The Union of South Africa was formed in 1910. The following year, Natal passed restrictions on the sale and possession of dagga, one of the earliest cannabis-specific statutes in Sub-Saharan Africa [4][7] Strong evidence. The motivations were a mix of:

In 1913 the Union government's Native Affairs Department began collecting reports on dagga among African workers [4]. These reports were uneven in quality but became the documentary basis for the 1922 nationwide restriction and South Africa's 1923 request that cannabis be added to the international drug control agenda under the League of Nations — a request that ultimately shaped the 1925 Geneva Opium Convention [7][8] Strong evidence.

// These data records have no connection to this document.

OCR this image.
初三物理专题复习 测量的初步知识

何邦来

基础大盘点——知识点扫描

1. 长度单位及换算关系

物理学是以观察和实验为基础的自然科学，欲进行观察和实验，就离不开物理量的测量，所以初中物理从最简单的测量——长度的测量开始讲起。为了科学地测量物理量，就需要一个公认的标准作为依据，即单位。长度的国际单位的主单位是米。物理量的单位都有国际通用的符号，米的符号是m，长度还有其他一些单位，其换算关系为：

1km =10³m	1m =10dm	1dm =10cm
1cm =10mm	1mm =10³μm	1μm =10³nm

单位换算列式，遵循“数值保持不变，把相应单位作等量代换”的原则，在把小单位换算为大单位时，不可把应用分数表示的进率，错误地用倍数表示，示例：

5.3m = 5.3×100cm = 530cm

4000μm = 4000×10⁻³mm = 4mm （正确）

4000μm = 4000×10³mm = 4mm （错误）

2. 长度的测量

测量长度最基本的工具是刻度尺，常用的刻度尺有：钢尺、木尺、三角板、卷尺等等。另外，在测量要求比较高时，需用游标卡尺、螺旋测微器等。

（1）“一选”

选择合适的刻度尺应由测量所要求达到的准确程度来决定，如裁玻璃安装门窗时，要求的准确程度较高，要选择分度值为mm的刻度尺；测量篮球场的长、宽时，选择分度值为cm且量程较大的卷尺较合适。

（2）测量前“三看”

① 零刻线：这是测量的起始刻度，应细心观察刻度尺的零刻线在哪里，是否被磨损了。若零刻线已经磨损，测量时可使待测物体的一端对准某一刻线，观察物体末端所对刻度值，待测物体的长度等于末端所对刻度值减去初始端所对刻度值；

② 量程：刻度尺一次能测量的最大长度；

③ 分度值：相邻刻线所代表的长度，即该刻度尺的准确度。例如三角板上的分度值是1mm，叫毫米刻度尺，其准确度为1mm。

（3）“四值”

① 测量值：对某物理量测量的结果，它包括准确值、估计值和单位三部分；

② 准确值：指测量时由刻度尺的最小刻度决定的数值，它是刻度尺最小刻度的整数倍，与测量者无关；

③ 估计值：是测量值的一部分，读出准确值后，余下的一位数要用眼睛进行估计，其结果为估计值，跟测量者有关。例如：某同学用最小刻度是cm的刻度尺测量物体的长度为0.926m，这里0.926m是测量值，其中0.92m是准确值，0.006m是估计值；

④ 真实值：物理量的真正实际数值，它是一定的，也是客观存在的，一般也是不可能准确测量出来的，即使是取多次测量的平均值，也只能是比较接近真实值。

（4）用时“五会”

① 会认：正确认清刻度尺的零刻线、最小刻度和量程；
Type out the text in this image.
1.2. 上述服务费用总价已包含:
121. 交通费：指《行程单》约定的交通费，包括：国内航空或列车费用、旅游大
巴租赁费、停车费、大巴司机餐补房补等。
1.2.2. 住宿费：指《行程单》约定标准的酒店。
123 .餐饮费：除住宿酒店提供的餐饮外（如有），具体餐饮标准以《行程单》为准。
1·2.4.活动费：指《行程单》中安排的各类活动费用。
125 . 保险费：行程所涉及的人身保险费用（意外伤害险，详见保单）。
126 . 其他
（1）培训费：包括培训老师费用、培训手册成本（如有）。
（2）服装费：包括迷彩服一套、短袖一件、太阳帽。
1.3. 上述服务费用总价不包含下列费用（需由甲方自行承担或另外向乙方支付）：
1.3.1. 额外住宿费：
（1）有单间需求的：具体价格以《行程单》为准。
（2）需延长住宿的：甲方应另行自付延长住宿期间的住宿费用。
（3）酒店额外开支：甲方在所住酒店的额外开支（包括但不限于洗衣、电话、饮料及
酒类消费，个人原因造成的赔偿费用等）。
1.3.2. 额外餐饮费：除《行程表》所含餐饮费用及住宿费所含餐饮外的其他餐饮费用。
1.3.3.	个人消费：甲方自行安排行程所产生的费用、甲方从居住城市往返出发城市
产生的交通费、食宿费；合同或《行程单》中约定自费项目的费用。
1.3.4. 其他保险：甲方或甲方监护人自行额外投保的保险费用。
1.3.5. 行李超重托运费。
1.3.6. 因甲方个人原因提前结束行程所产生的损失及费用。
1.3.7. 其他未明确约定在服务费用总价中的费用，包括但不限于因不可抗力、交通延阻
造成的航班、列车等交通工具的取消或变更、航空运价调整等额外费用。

In other words: the international prohibition of cannabis has significant roots in 1910s Southern African colonial policy. This is well documented in the historical literature and is not folklore.

Myths and folklore about this period

Several claims about 1910s African cannabis culture circulate online and in pop-history books. They deserve scrutiny:

Sources, gaps, and how we know what we know

Most surviving 1910s documentation comes from colonial administrators, missionaries, and a small number of ethnographers — none of them neutral observers. African voices from this period are largely absent from the written record, though oral histories collected later (notably by Brian du Toit in the 1970s) preserve some memory of pre-prohibition practice [3].

What we can say with confidence: cannabis was widespread in Southern Africa, embedded in mining labor, and the target of the earliest statutory restrictions in the region during the 1910s. What we cannot say with confidence: precise prevalence figures, the full ritual significance in specific communities, or the exact dynamics of West and East African use during this decade. Anyone claiming certainty about those details is probably guessing.

Sources

How this page was made

Generation history

Jun 10, 2026
Fact-check pass — raised 2 flags
Jun 10, 2026
Initial draft

Drafting assistance and fact-check automation are used, with a human operator spot-checking on a weekly basis. See how articles are made.